A Man Who Represents Himself Has a Fool for a Client
By Andrew Mishlove on December 06, 2011
An interesting court of appeals decision today came out of Ohio, where the defendant who represented himself made three blunders that caused him to be convicted of a DUI. He was arrested for DUI while on a bicycle.
Now, in some states it is sufficient for a DUI to be on a “vehicle,” which may include a bicycle. Other states, such as Wisconsin, normally require it to be a “motor vehicle.” This fellow got his legal advice from his friends, family, the police and maybe the judge; and, he plead guilty. Only later, he learned that in Ohio, drunken bicycling is not a DUI. So, naturally, he made a motion to reconsider his case, still representing himself.
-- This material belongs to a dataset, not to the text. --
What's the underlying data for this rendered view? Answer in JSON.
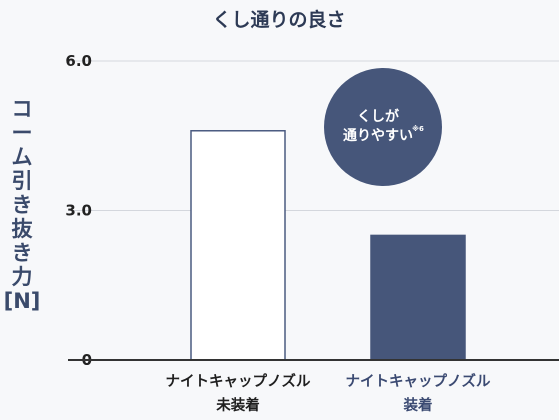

The second blunder was that he missed the time limit for filing the motion to reconsider. In order to get around the time limit, he filed a motion alleging ineffective assistance of counsel. In effect, he attacked his representation of himself. That, of course, is not allowed either.
So, the fellow’s client wound up with a DUI on his record solely because of the bad representation that he received from himself.
On the other hand, think of the money that he saved in legal fees.
The case is Olmstead Falls v. Buckwald. Thanks to my Illinois colleague and fellow NCDD Regent, Don Ramsell, for bringing this to my attention.